Ascaltis gardineri explained

Ascaltis gardineri is a species of calcareous sponge in the family Leucascidae from India and the Seychelles. The species is named after the British zoologist John Stanley Gardiner.

Description

Formed of regularly and tightly anastomosed, very thin, delicate tubes. In shape it is lobose, and full of folds. Each fold is flat, thin and delicate. Oscula have not been observed. In the centre of each fold there is a large tube (pseudoatrium), with choanocytes, surrounded by thinner tubes. Covering the external tubes, there are some large triactines. The wall of the tubes is very thin. The tubes are perpendicular to the surface, and converge at a large central tube. Above the central tube, it is possible to see some lacunes. The skeleton is formed of two types of triactines, of different sizes, and tetractines of the same size as the shorter triactines. The spicules are equiradiate and equiangular. Actines are conical with sharp tips. The large triactines are present only in the outside of the external tubes, where they lie side by side. The other triactines are spread along the tubes. Tetractines are less abundant than triactines.

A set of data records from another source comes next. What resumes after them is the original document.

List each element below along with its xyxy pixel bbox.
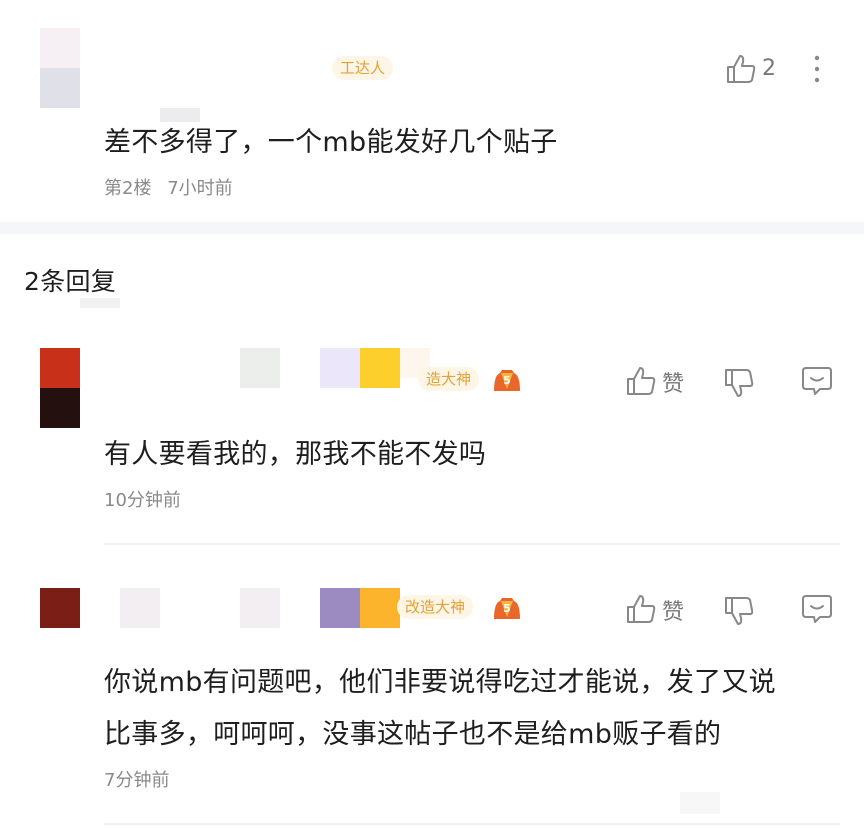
user-title-badge: 工达人 xyxy=(332,56,394,80)
watermark-mosaic xyxy=(680,792,720,814)
avatar[interactable] xyxy=(40,28,80,108)
reply-text-line: 你说mb有问题吧，他们非要说得吃过才能说，发了又说 xyxy=(104,667,776,698)
like-button[interactable] xyxy=(624,592,658,626)
avatar[interactable] xyxy=(40,348,80,428)
more-options-button[interactable] xyxy=(800,52,834,86)
thumb-up-icon xyxy=(727,55,756,83)
reply-button[interactable] xyxy=(800,592,834,626)
thumb-down-icon xyxy=(725,369,754,397)
reply-text-line: 比事多，呵呵呵，没事这帖子也不是给mb贩子看的 xyxy=(104,719,722,750)
like-count: 2 xyxy=(762,56,776,81)
title-mosaic xyxy=(320,348,360,388)
comment-bubble-icon xyxy=(802,595,832,623)
replies-count-header: 2条回复 xyxy=(24,267,117,296)
section-separator xyxy=(0,222,864,234)
header-mosaic xyxy=(80,298,120,308)
floor-number: 第2楼 xyxy=(104,178,152,199)
svg-text:5: 5 xyxy=(503,374,511,387)
dislike-button[interactable] xyxy=(722,366,756,400)
divider xyxy=(104,543,840,545)
post-time: 10分钟前 xyxy=(104,490,181,511)
user-title-badge: 造大神 xyxy=(418,367,480,391)
level-medal-icon: 5 xyxy=(492,595,522,621)
post-time: 7分钟前 xyxy=(104,770,170,791)
reply-text: 有人要看我的，那我不能不发吗 xyxy=(104,439,487,470)
like-label[interactable]: 赞 xyxy=(662,366,684,398)
comment-meta: 第2楼 7小时前 xyxy=(104,174,233,200)
dislike-button[interactable] xyxy=(722,594,756,628)
like-button[interactable] xyxy=(624,364,658,398)
user-title-badge: 改造大神 xyxy=(397,595,474,619)
thumb-up-icon xyxy=(627,367,656,395)
username-mosaic[interactable] xyxy=(120,588,160,628)
avatar[interactable] xyxy=(40,588,80,628)
divider xyxy=(104,823,840,825)
comment-bubble-icon xyxy=(802,367,832,395)
title-mosaic xyxy=(360,348,400,388)
reply-button[interactable] xyxy=(800,364,834,398)
username-mosaic[interactable] xyxy=(240,348,280,388)
post-time: 7小时前 xyxy=(167,178,233,199)
like-button[interactable] xyxy=(724,52,758,86)
more-vertical-icon xyxy=(814,55,820,83)
title-mosaic xyxy=(320,588,360,628)
thumb-down-icon xyxy=(725,597,754,625)
comment-text: 差不多得了，一个mb能发好几个贴子 xyxy=(104,127,558,158)
level-medal-icon: 5 xyxy=(492,367,522,393)
svg-text:5: 5 xyxy=(503,602,511,615)
username-mosaic[interactable] xyxy=(240,588,280,628)
thumb-up-icon xyxy=(627,595,656,623)
like-label[interactable]: 赞 xyxy=(662,594,684,626)
title-mosaic xyxy=(360,588,400,628)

Their apical actine is almost the same thicknessas the other actines. It is conical, sharp, shorter, straight and smooth and projected inside the tubes.[1]

References

World Register of Marine Species entry

Notes and References

  1. Klautau. Michelle. Valentine. Clare. Revision of the genus Clathrina (Porifera, Calcarea). Zoological Journal of the Linnean Society. 2003 . 139. 1. 1–62. 10.1046/j.0024-4082.2003.00063.x. free.